Hayley turned to me. “I’m sorry,” she said. “I should have pointed it out to you. It’s on a plaque over the front door, but it’s dark under the porch roof. It’s your mailing address too. There are no house numbers in Cold Valley: your house is Rose Manor, Reuel Street, Cold Valley.”
“Although,” said a new voice, “after you’ve lived there forty-eight hours, the postman will know who you are, and letters addressed to ‘Kestrel MacFarquhar, Cold Valley’ will arrive unerringly in your box.” A dark-haired woman had emerged from the office at the back. I could see where Hayley was getting her dress sense. Grey pin stripes. Looked like a tailored jail cell to me, but I’m the one in jeans. The dark-haired woman held out her hand with a friendly smile. “I’m Sally Hutchins. Welcome to the area.”
“Thank you,” I said.
“I’m sure Hayley is taking excellent care of you,” said Sally, “but if you need anything further, or if Hayley isn’t available some time, anyone at Homeric Homes would be happy to assist you.”
“Thank you,” I said again, repressing an urge to curtsey. Or ask where I could hire a rent boy.
“Do you know anything about a big old solid-fuel stove at Rose Manor?” said Hayley. “It’s not on the inventory.”
“What?” said Sally, looking disconcerted. I hoped Hayley wasn’t going to get, ahem, raked over any coals later for exposing high-level weakness in front of a paying customer. “No. Mr D has agreed to a woodstove, but not until the house had a tenant. And Bob would have told us if he’d sold a stove for one of our properties.”
Bob of Hephaestus’ Grotto, no doubt, and Hayley’s uncle. Or possibly Sally’s. Or Lena’s.
“And Ron would have said something,” Hayley went on. “He was there today. Something about the electricals.”
Sally’s brows snapped together, and she had her mouth open to say something and changed her mind. She turned a professionally smooth face back toward me. “Ron is a treasure,” she said, “but he is a trifle . . . wayward. I suppose I will find out what it’s about when he sends his bill. But you’re right, Hayley, if there’d been a new stove installed, Ron would have been involved.”
“It’s a very old new stove,” said Hayley. “If I was guessing, I’d guess it was about the same age as the house.”
His name is Caedmon, and he’s friendly, I wanted to say, but I didn’t. It would probably be worse than asking about rent boys.
Sally and Hayley were staring at each other and then Sally’s eyebrows snapped together again, and this time they stayed snapped. “Don’t be ridiculous,” said Sally. She looked back at me, regaining the professionally smooth face with some effort. “Hayley is very imaginative,” said Sally. “She reads a lot of novels.”
You cow, I thought, smiling pleasantly. “That can do it to you,” I said. I had noticed that when Hayley tossed her briefcase on her chair she kept hold of her shoulderbag, which had FLOWERHAIR THE INVINCIBLE in it.

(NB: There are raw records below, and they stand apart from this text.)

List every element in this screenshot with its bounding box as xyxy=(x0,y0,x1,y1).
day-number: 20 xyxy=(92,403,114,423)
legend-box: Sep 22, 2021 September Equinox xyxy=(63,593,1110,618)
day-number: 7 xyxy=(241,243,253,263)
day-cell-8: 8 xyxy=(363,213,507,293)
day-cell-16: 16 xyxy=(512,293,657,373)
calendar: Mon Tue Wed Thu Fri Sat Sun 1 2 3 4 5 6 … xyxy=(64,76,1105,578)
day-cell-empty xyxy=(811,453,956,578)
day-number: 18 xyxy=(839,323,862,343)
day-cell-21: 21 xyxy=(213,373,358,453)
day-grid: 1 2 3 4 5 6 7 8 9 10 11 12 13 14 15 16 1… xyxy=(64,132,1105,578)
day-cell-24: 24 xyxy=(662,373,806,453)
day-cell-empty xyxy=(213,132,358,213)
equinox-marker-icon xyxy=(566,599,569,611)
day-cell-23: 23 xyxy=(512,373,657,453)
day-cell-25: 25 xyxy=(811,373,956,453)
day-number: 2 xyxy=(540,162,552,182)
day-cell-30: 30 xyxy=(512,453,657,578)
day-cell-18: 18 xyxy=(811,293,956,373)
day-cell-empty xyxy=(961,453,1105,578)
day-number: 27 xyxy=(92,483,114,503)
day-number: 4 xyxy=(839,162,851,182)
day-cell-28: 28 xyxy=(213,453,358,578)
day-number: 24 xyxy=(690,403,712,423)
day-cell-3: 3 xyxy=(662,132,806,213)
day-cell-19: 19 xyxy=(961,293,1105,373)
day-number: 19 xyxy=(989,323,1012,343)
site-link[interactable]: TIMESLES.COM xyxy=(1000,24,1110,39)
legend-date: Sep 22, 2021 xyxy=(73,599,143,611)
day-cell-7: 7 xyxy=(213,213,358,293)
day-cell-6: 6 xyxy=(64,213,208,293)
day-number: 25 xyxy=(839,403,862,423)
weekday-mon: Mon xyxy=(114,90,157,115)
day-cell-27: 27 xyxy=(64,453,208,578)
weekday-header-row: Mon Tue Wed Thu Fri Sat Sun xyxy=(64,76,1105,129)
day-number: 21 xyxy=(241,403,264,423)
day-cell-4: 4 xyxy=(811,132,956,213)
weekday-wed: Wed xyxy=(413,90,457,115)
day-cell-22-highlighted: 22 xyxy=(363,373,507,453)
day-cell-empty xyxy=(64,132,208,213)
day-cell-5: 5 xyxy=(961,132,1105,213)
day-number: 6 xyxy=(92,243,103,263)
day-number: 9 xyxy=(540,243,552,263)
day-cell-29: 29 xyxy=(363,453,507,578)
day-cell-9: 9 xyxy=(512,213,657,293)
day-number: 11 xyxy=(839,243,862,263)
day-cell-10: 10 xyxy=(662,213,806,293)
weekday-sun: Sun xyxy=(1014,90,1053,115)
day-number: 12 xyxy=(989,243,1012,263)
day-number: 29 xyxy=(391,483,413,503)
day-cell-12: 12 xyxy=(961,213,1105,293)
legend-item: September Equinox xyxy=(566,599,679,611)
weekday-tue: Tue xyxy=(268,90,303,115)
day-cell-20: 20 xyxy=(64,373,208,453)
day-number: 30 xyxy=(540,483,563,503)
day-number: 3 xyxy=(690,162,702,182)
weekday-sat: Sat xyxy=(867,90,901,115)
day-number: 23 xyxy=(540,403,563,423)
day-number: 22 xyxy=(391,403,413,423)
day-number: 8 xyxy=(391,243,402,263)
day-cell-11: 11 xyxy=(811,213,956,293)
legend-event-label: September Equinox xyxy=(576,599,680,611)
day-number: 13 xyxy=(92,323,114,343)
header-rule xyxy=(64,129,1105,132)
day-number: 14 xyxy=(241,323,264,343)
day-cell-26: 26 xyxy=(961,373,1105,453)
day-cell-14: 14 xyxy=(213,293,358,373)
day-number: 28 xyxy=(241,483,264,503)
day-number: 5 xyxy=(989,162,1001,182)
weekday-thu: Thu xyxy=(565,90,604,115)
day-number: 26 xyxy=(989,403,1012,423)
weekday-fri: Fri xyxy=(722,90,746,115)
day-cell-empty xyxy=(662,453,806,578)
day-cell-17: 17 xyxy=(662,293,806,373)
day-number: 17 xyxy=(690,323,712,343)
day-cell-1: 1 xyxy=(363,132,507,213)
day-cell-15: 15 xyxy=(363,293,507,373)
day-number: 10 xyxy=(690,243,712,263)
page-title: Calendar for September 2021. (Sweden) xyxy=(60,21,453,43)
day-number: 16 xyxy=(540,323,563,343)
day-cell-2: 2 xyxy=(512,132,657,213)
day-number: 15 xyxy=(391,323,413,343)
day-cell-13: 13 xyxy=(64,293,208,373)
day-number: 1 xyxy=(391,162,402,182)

“Fantasy novels,” piped up Lena, and briefly my right hand flexed, as if expecting a sword hilt to grasp, to run this toadying peon through. But Lena went on: “She’s got me started. My economics exam is next week, and last night I was up after midnight reading a book Hayley loaned me.”
I looked back at Sally, working on a smooth professional face of my own behind which to gloat and saw . . . a middle-aged woman doing the best she could, and whose life maybe hadn’t turned out quite as she planned. She looked tired. Okay. I got it. Sally said: “It’s true. I am old and boring and I do needlepoint and read gardening magazines. Lena, have you found the contracts for Rose Manor?”
“Yes ma’am,” said Lena, and hit a button on her computer. A machine at the back of the room made a noise surprisingly like arrrrgh and started chomping out a page with printing on it.